My Dangerous Idea is that the way that you think about thinking changes your experience of thought. And I think that the way that you pay attention to your inner experience — the way you imagine your mind — changes the way you experience yourself when you're religious, the way you experience yourself when you have psychiatric illness, the way you experience yourself when you're walking down the street.

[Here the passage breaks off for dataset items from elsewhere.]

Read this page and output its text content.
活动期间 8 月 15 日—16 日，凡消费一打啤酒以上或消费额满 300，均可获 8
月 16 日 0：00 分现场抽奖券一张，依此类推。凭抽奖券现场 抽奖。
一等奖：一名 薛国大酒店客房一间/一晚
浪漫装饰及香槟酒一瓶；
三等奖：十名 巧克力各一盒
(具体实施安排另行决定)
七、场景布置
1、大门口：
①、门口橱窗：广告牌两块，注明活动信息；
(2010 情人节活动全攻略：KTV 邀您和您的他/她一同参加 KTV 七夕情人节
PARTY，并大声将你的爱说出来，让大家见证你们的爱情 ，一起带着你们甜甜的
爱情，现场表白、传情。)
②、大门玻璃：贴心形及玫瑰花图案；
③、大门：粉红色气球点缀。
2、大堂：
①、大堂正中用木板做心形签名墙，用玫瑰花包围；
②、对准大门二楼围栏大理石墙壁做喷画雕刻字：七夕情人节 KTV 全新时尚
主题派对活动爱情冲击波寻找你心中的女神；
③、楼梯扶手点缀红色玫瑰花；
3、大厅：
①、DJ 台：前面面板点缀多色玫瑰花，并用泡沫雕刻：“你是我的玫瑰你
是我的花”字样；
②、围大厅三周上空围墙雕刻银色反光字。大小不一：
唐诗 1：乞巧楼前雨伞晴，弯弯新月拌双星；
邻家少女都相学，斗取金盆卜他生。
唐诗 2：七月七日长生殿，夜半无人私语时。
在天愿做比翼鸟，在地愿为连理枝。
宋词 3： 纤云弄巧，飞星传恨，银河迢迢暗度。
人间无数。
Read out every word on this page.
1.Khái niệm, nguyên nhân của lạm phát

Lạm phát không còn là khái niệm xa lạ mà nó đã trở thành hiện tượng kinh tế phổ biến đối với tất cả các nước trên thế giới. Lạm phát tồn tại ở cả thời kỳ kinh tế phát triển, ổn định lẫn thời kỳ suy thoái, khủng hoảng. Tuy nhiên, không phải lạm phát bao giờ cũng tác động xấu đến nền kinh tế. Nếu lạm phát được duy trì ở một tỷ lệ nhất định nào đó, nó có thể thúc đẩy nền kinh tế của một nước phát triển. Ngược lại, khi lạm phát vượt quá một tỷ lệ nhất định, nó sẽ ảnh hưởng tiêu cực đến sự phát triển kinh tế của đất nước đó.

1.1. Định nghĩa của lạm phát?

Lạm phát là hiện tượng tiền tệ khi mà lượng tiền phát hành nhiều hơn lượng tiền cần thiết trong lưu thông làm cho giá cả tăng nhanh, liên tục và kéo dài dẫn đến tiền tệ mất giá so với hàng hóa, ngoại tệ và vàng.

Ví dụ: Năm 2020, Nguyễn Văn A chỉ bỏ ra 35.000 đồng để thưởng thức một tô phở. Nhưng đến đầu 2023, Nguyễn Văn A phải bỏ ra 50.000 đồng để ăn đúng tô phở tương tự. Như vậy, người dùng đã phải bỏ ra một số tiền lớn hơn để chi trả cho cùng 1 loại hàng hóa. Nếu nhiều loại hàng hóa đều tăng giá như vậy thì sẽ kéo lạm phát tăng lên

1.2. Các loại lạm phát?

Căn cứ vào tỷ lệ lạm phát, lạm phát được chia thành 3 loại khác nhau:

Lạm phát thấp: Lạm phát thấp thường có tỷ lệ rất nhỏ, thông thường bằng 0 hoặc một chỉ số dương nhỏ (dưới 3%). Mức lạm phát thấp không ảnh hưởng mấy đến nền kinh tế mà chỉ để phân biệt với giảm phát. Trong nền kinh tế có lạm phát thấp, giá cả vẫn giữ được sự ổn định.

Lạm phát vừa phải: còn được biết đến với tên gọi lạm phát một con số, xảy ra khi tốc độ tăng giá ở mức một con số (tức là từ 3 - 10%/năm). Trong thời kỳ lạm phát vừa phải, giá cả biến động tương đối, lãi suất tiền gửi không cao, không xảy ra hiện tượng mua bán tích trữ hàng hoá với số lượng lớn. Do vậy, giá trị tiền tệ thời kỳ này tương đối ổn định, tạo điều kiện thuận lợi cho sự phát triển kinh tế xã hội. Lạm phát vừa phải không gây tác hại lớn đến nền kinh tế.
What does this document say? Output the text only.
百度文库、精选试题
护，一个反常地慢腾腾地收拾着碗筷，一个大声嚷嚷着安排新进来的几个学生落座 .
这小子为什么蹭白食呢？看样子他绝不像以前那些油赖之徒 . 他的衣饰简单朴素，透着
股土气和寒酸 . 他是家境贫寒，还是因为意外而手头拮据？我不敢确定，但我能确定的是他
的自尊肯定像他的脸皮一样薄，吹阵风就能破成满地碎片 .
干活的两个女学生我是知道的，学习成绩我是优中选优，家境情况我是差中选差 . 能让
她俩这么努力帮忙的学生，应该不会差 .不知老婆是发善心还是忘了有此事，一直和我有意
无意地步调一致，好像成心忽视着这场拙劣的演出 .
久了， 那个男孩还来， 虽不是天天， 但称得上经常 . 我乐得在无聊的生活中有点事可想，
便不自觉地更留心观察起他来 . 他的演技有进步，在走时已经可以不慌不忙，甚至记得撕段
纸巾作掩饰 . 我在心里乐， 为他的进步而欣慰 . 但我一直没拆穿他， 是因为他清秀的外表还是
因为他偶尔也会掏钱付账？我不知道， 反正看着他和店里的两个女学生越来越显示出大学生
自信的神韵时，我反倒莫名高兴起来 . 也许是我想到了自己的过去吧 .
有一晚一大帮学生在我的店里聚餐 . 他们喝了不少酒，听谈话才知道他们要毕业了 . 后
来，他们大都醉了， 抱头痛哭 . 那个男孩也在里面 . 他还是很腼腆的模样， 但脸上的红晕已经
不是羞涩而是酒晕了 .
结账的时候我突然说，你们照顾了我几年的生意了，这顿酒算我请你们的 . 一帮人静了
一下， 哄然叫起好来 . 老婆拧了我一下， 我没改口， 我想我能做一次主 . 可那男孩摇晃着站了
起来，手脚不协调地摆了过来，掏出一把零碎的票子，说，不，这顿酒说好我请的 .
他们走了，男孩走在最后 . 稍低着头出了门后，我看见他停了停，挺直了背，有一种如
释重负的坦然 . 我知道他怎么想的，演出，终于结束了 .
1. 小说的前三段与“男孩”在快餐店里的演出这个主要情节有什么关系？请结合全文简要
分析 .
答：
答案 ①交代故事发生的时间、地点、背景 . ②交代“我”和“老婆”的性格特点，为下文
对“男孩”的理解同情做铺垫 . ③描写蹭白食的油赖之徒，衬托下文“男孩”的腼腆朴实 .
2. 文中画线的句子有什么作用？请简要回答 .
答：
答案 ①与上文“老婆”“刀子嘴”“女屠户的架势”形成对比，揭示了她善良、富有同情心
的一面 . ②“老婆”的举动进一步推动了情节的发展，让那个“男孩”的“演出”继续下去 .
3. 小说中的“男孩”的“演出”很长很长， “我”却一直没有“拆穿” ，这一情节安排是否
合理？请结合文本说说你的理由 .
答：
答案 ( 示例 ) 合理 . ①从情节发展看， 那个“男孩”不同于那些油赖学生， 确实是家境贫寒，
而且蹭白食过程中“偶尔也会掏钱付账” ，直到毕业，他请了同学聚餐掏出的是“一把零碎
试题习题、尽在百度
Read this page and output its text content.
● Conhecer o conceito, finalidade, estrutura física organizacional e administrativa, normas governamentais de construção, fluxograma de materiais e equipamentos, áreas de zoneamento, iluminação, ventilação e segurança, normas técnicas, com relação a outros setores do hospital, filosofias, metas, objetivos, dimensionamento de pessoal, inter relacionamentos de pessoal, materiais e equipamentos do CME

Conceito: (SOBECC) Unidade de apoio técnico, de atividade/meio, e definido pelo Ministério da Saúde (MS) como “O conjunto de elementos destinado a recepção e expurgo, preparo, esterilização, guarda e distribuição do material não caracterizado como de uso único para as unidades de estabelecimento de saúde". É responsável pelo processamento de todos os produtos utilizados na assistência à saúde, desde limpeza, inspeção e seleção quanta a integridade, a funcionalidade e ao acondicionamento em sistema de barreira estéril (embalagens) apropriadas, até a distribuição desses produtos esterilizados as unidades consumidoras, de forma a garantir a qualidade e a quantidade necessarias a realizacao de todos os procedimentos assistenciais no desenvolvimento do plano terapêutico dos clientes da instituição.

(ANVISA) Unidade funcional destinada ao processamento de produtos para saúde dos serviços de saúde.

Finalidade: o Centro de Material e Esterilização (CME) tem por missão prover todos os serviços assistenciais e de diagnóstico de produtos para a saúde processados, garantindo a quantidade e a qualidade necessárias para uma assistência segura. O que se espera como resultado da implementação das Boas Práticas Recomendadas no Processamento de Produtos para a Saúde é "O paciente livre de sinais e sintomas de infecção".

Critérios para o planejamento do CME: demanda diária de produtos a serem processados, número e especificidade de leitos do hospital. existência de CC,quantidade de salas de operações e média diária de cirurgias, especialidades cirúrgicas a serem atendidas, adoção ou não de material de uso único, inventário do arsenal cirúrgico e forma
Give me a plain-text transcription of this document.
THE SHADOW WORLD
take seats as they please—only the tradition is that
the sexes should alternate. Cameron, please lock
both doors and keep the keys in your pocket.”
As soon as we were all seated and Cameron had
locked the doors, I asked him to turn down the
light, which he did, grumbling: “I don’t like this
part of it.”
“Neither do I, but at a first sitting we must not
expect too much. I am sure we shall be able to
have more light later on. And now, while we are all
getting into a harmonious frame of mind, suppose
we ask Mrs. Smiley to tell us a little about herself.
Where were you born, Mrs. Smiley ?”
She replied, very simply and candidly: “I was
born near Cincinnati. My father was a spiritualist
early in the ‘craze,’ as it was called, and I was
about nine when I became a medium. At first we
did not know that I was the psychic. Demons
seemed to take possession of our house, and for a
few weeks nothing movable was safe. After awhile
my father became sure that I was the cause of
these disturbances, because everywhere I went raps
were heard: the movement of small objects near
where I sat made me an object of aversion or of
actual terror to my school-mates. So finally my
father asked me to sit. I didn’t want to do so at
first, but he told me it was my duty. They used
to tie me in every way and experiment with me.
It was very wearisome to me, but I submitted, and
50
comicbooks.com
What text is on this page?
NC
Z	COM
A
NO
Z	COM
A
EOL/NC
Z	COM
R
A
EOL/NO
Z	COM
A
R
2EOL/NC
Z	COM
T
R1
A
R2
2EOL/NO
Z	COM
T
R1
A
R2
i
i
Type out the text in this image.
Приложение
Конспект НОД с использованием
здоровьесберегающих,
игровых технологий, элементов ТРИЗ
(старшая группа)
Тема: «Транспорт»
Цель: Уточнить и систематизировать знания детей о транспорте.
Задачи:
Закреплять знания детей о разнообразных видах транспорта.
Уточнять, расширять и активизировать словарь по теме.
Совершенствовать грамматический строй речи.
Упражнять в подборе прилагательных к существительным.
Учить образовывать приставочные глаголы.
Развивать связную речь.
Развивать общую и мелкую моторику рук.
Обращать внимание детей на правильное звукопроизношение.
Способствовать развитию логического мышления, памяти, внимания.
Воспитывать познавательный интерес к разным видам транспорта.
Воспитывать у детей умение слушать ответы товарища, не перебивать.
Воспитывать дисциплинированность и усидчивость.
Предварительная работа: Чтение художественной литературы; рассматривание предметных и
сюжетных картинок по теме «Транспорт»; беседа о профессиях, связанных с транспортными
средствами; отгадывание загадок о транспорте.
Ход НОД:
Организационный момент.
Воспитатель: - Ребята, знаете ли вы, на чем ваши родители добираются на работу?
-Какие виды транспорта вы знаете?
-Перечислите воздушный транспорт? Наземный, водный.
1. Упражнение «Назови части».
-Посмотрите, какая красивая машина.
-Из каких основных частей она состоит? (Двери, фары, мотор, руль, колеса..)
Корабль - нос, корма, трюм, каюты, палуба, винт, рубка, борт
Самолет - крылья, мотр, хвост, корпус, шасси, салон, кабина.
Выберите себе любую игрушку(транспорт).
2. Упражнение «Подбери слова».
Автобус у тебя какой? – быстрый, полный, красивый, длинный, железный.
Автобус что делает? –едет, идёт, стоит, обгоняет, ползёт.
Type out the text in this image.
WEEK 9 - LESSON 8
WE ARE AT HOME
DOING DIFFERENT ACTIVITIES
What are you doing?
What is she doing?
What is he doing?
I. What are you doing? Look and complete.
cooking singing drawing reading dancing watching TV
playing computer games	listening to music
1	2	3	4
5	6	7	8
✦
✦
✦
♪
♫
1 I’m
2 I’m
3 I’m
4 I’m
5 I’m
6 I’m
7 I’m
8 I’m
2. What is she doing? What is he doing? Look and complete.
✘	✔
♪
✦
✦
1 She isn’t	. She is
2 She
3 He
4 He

I think Americans think of the mind as a fortress. Shut off from the outside world. Nobody can get in. Nothing gets out. Your inner experience is really important to you. Knowing your feelings shapes who you are, sharing your feelings defines who you are. That's not the way that people in the rest of the world always think about thinking. And I think in consequence, we tend to live in a world in which, when we have experiences in which our thoughts seem to pop outside and shout at us, we associate that with psychiatric illness. It's the one defining feature of what it is to be ill, and those experiences harass us and make us feel like they're driving us crazy. When we're religious, it means that the way that you experience God I think is often thinner than in other parts of the world, which feels as if your thoughts are somehow what it is to connect to God, and God acquires this more airy quality than he would if the imagination were less marked as something that you took to be false.

I think what you do with that awareness of the mind is become conscious that the way that you're thinking about thinking does shape some of the ways that you react to your own experience of thought, that you could imagine the mind as not somehow this fortress could be broken, but somehow more engaged with everyday reality.

I think what you would do is recognize that some of the ways that we think about psychiatric illness depend on an understanding of what it is to think that might be American, rather than something that's rooted in the body. When you think about your thoughts as being shaped by your hyper-awareness of thinking, you can judge your own anxieties and inner voices as being less hostile and difficult than you might experience them as being.